Even if you search for “good movie title translations” (try it) you get things like:
- 51 Hilariously Bad Translations of Movie Titles
- 33 American Movies With Hilarious Foreign Titles
- The 37 Worst Translated Movie Titles Ever
- The 28 Funniest English-Spanish Movie Title Translations
- Is it humanly impossible to translate a movie title well
I could try to defend translators everywhere by pointing out, for the umptenth time, that marketing departments – not translators– have the last word when it comes to deciding on the titles that are used to market a film abroad, but I really don’t feel like it.
Instead, I’d like to highlight a really good English translation of the title of a recent film by Raúl Arévalo “Tarde para la ira”. In English, the title became “Fury of a Patient Man”, taken from an oft-quoted verse by the English poet John Dryden, from his poem Absalom and Achitophel (1681): “Beware the fury of a patient man.”
A similar strategy was used for the title of Almodóvar’s film “Los amantes pasajeros,” which lifted its English title, “I’m So Excited”, from the popular Pointer Sisters song of the same name.

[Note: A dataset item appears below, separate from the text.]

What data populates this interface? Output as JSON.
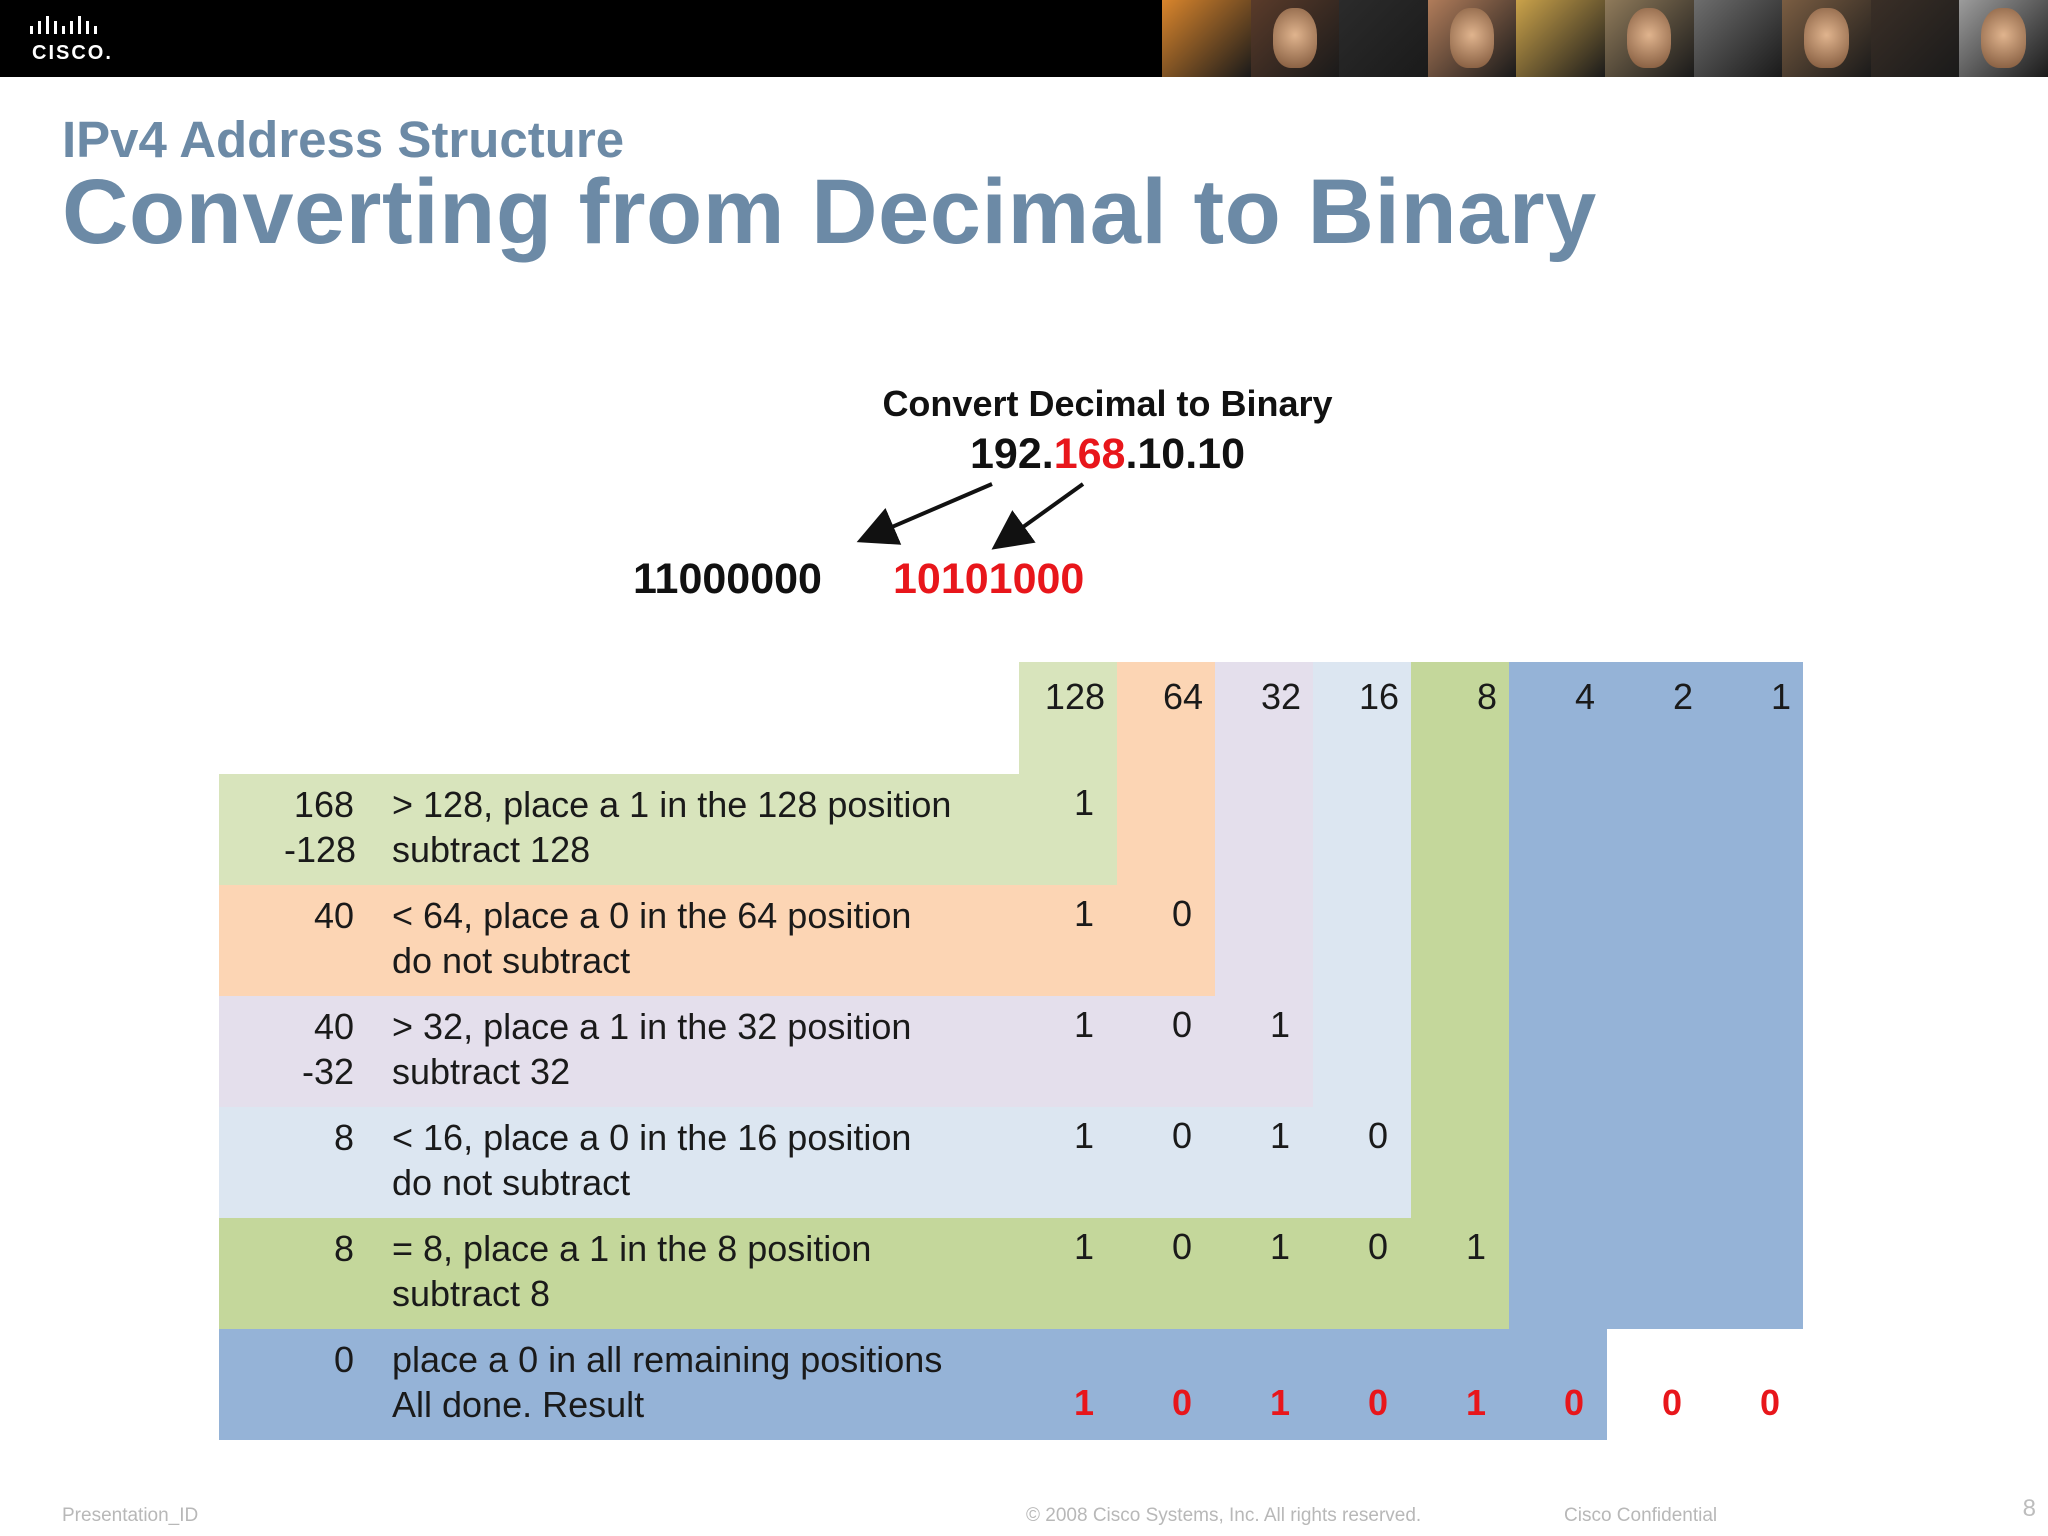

The strategy is effective because the title sounds natural to the audience in the target country, and it links the film to familiar and well-known cultural references, which is what the people responsible for the film’s internationalization are aiming for.
At the end of the day, taking linguistic quality as a given, the success or failure of a translation depends on whether it lives up to the client’s expectations.